Martin, herzlichen Glückwunsch zur Auszeichnung als Spieltags-MVP. Du hast doch nach dieser starken Vorstellung sicher auch Gratulationen aus Island erhalten?

MH: Ja, das hat mir in Island viele Schlagzeilen und Meldungen in allen möglichen Medien eingebracht – auch, weil ich der erste Isländer bin, dem das in der EuroLegaue gelungen ist. Darauf bin ich schon ein bisschen stolz.

Dabei standest du in dem Spiel für viele überraschend gar nicht in ALBAs erster Fünf?

MH: (lacht) Ja, Aito hat da alle überrascht, als er vor dem Spiel nicht mich (Nr.15), sondern Kreso Nikic (Nr.16) als startenden Spielmacher angekreuzt hat. Ich glaube, er hat vor dem Ankreuzen einfach vergessen, seine Brille aufzusetzen. Aber das hat uns ja nicht geschadet und am Ende konnten wir alle über die Verwirrung in den ersten Minuten lachen. Aber wer weiß? Vielleicht wollte Aito damit auch die Russen überraschen oder er wollte Kresos Ballhandling-Skills mal austesten? Warten wir mal ab, ob ich am Donnerstag gegen Efes in der ersten Fünf stehe ...

Planst du vor dem Spiel die ersten Plays oder improvisiserst du da?
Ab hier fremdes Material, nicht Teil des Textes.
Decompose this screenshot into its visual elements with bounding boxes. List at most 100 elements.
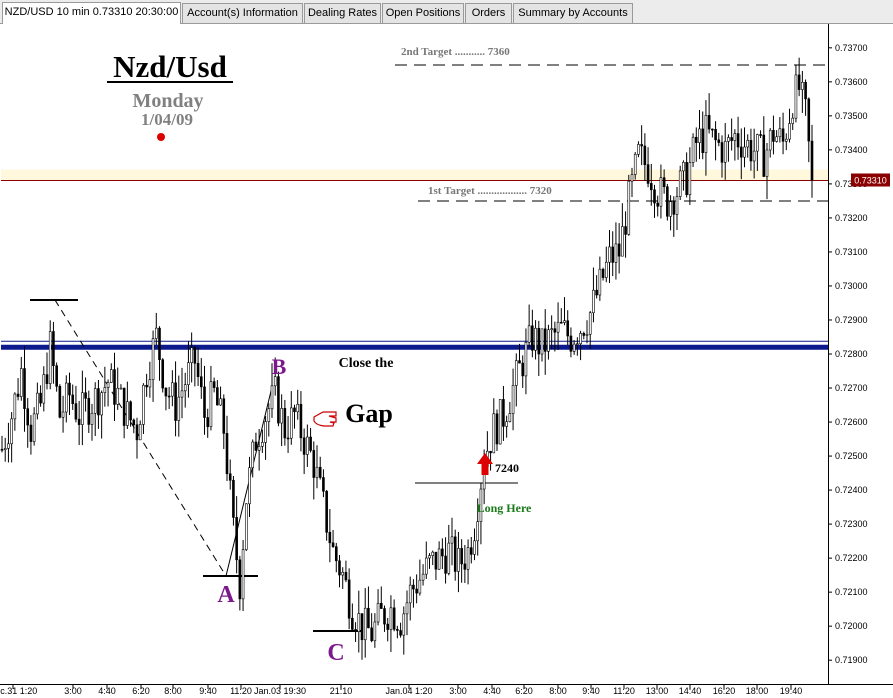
candle xyxy=(804,79,807,116)
tab-summary-by-accounts[interactable]: Summary by Accounts xyxy=(513,3,633,23)
candle xyxy=(190,332,193,383)
candle xyxy=(723,122,727,180)
candle xyxy=(653,184,656,218)
candle xyxy=(698,109,701,160)
candle xyxy=(797,57,801,97)
svg-text:0.73310: 0.73310 xyxy=(854,175,887,185)
candle xyxy=(540,328,544,362)
candle xyxy=(450,517,454,566)
candle xyxy=(74,385,78,423)
x-tick-label: Jan.04 1:20 xyxy=(385,686,432,696)
candle xyxy=(759,130,762,138)
candle xyxy=(19,356,23,401)
candle xyxy=(791,113,795,130)
candle xyxy=(16,378,20,401)
candle xyxy=(93,382,97,437)
candle xyxy=(691,133,695,167)
candle xyxy=(225,415,229,482)
candle xyxy=(649,163,653,206)
candle xyxy=(498,399,502,445)
candle xyxy=(389,595,393,652)
candle xyxy=(424,541,428,579)
candle xyxy=(646,147,650,188)
candle xyxy=(113,352,116,422)
candle xyxy=(341,567,345,589)
candle xyxy=(270,363,274,418)
candle xyxy=(444,537,447,584)
y-tick-label: 0.73100 xyxy=(835,247,868,257)
tab-dealing-rates[interactable]: Dealing Rates xyxy=(304,3,381,23)
x-tick-label: 9:40 xyxy=(582,686,600,696)
candle xyxy=(135,417,139,459)
candle xyxy=(187,340,190,398)
candle xyxy=(261,429,264,453)
x-tick-label: 16:20 xyxy=(713,686,736,696)
long-here-label: Long Here xyxy=(477,501,532,515)
candle xyxy=(524,328,528,395)
candle xyxy=(222,394,226,450)
candle xyxy=(84,377,87,412)
candle xyxy=(514,353,518,407)
candle xyxy=(405,590,409,636)
close-the-gap-line2: Gap xyxy=(345,399,393,428)
candle xyxy=(743,127,746,168)
x-tick-label: 8:00 xyxy=(549,686,567,696)
x-tick-label: 3:00 xyxy=(449,686,467,696)
candle xyxy=(392,599,396,632)
pattern-label-a: A xyxy=(217,582,235,608)
candle xyxy=(344,560,348,583)
candle xyxy=(614,222,618,280)
candle xyxy=(678,165,682,201)
price-chart: 0.737000.736000.735000.734000.733000.732… xyxy=(0,24,893,698)
candle xyxy=(42,366,46,412)
candle xyxy=(434,551,438,580)
candle xyxy=(630,167,634,197)
candle xyxy=(531,309,534,358)
y-tick-label: 0.72000 xyxy=(835,621,868,631)
candle xyxy=(90,403,94,441)
candle xyxy=(707,93,711,134)
tab-accounts-information[interactable]: Account(s) Information xyxy=(182,3,303,23)
candle xyxy=(306,424,309,467)
candles xyxy=(0,57,814,660)
candle xyxy=(174,361,177,437)
candle xyxy=(659,164,663,219)
candle xyxy=(566,310,570,345)
candle xyxy=(685,152,688,198)
candle xyxy=(479,483,483,545)
candle xyxy=(280,394,283,447)
candle xyxy=(447,524,451,576)
date-label: 1/04/09 xyxy=(141,110,193,129)
tab-nzdusd-chart[interactable]: NZD/USD 10 min 0.73310 20:30:00 xyxy=(2,2,181,24)
candle xyxy=(87,390,91,433)
y-tick-label: 0.72400 xyxy=(835,485,868,495)
candle xyxy=(354,622,357,642)
candle xyxy=(457,531,460,593)
candle xyxy=(511,368,515,431)
candle xyxy=(717,132,721,147)
candle xyxy=(318,456,322,480)
y-tick-label: 0.72800 xyxy=(835,349,868,359)
candle xyxy=(415,574,418,604)
candle xyxy=(627,174,631,236)
candle xyxy=(7,422,10,463)
tab-orders[interactable]: Orders xyxy=(465,3,512,23)
candle xyxy=(611,231,615,277)
first-target-label: 1st Target .................. 7320 xyxy=(428,185,552,197)
candle xyxy=(97,379,100,429)
candle xyxy=(543,309,547,375)
candle xyxy=(749,128,753,171)
candle xyxy=(309,427,312,453)
candle xyxy=(129,400,132,427)
candle xyxy=(675,186,679,231)
candle xyxy=(351,603,354,632)
candle xyxy=(794,64,798,123)
candle xyxy=(216,380,219,406)
candle xyxy=(219,386,222,406)
candle xyxy=(746,134,750,158)
candle xyxy=(254,432,258,452)
tab-open-positions[interactable]: Open Positions xyxy=(382,3,464,23)
candle xyxy=(48,320,52,390)
candle xyxy=(588,310,592,349)
y-tick-label: 0.72200 xyxy=(835,553,868,563)
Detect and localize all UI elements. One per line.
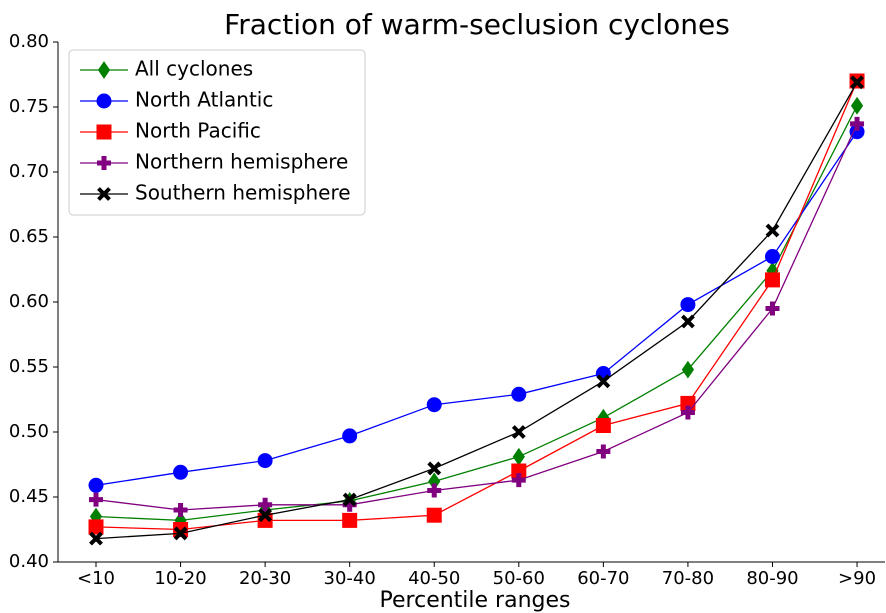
legend-label: Northern hemisphere (135, 150, 348, 174)
marker (258, 497, 273, 512)
marker (97, 156, 111, 170)
marker (173, 464, 189, 480)
series-line (95, 81, 858, 540)
x-tick-label: <10 (77, 568, 115, 589)
marker (342, 512, 358, 528)
x-tick-label: 50-60 (493, 568, 545, 589)
y-tick-label: 0.75 (9, 96, 49, 117)
series-line (95, 105, 858, 522)
marker (342, 492, 357, 507)
legend-label: All cyclones (135, 57, 253, 81)
marker (850, 96, 864, 115)
legend-box (68, 49, 366, 216)
marker (680, 405, 695, 420)
marker (596, 374, 611, 389)
y-tick-label: 0.45 (9, 486, 49, 507)
marker (96, 124, 112, 140)
series-line (95, 131, 858, 486)
x-tick-label: 20-30 (239, 568, 291, 589)
series-line (95, 123, 858, 511)
marker (257, 453, 273, 469)
marker (681, 360, 695, 379)
marker (680, 297, 696, 313)
marker (765, 223, 780, 238)
marker (342, 497, 357, 512)
marker (850, 75, 864, 90)
marker (764, 272, 780, 288)
x-axis-label: Percentile ranges (380, 588, 571, 613)
legend-label: North Atlantic (135, 88, 273, 112)
y-tick-label: 0.65 (9, 226, 49, 247)
y-tick-label: 0.60 (9, 291, 49, 312)
marker (511, 473, 526, 488)
x-tick-label: 80-90 (746, 568, 798, 589)
marker (850, 116, 865, 131)
marker (97, 61, 111, 79)
legend-label: Southern hemisphere (135, 181, 351, 205)
marker (426, 397, 442, 413)
legend: All cyclones North Atlantic North Pacific N… (68, 49, 366, 216)
x-tick-label: 10-20 (154, 568, 206, 589)
marker (596, 444, 611, 459)
x-tick-label: 60-70 (577, 568, 629, 589)
marker (88, 477, 104, 493)
marker (512, 447, 525, 466)
y-tick-label: 0.55 (9, 356, 49, 377)
marker (765, 301, 780, 316)
marker (427, 461, 442, 476)
marker (427, 483, 442, 498)
marker (681, 314, 695, 329)
marker (173, 503, 188, 517)
marker (173, 526, 188, 541)
x-tick-label: 30-40 (324, 568, 376, 589)
y-tick-label: 0.80 (9, 31, 49, 52)
marker (595, 418, 611, 433)
marker (97, 187, 111, 201)
marker (89, 531, 103, 546)
x-tick-label: 40-50 (408, 568, 460, 589)
y-tick-label: 0.50 (9, 421, 49, 442)
marker (511, 425, 526, 439)
chart-title: Fraction of warm-seclusion cyclones (224, 8, 730, 41)
marker (89, 492, 103, 507)
marker (96, 93, 112, 109)
marker (764, 249, 780, 264)
marker (258, 508, 273, 523)
marker (426, 507, 442, 523)
legend-label: North Pacific (135, 119, 261, 143)
y-tick-label: 0.40 (9, 551, 49, 572)
x-tick-label: 70-80 (662, 568, 714, 589)
marker (342, 428, 358, 444)
marker (88, 519, 104, 535)
marker (511, 386, 527, 402)
y-tick-label: 0.70 (9, 161, 49, 182)
x-tick-label: >90 (838, 568, 876, 589)
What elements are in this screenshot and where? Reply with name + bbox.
MH: Beides. Natürlich überlege ich mir vorher, was gegen den jeweiligen Gegner funktionieren könnte, aber man muss auch abwarten, was sich dann konkret im Spiel ergibt. Das Spiel ist heute so schnell, dass du da als Spielmacher auch deinem Instinkt folgen musst.

Das war jetzt schon ALBAs vierter knapper Auswärtssieg in der EuroLeague-Rückrunde. In der Hinrunde habt ihr diese engen Spiele fast alle verloren. Ist das eine Frage der Erfahrung?

MH: Irgendwie muss das mit unserer gewachsenen Erfahrung zusammenhängen, denn anders kann man es eigentlich nicht erklären, dass wir diese Spiele trotz so vieler verletzt ausgefallener Spieler gewonnen haben. Hätten wir das etwas früher gelernt, könnten wir jetzt sogar auf einem Playoff-Platz stehen. Aber so oder so ist das mit Blick auf die verbleibenden Spiele ein gutes Zeichen. Wir wussten, dass wir einige EuroLeague-Spiele wegen fehlender Erfahrung verlieren würden. Aber jetzt fühlen wir uns bereit, es besser zu machen. Wenn wir so weiter machen, stehen wir am Ende besser da als nach der Hinrunde.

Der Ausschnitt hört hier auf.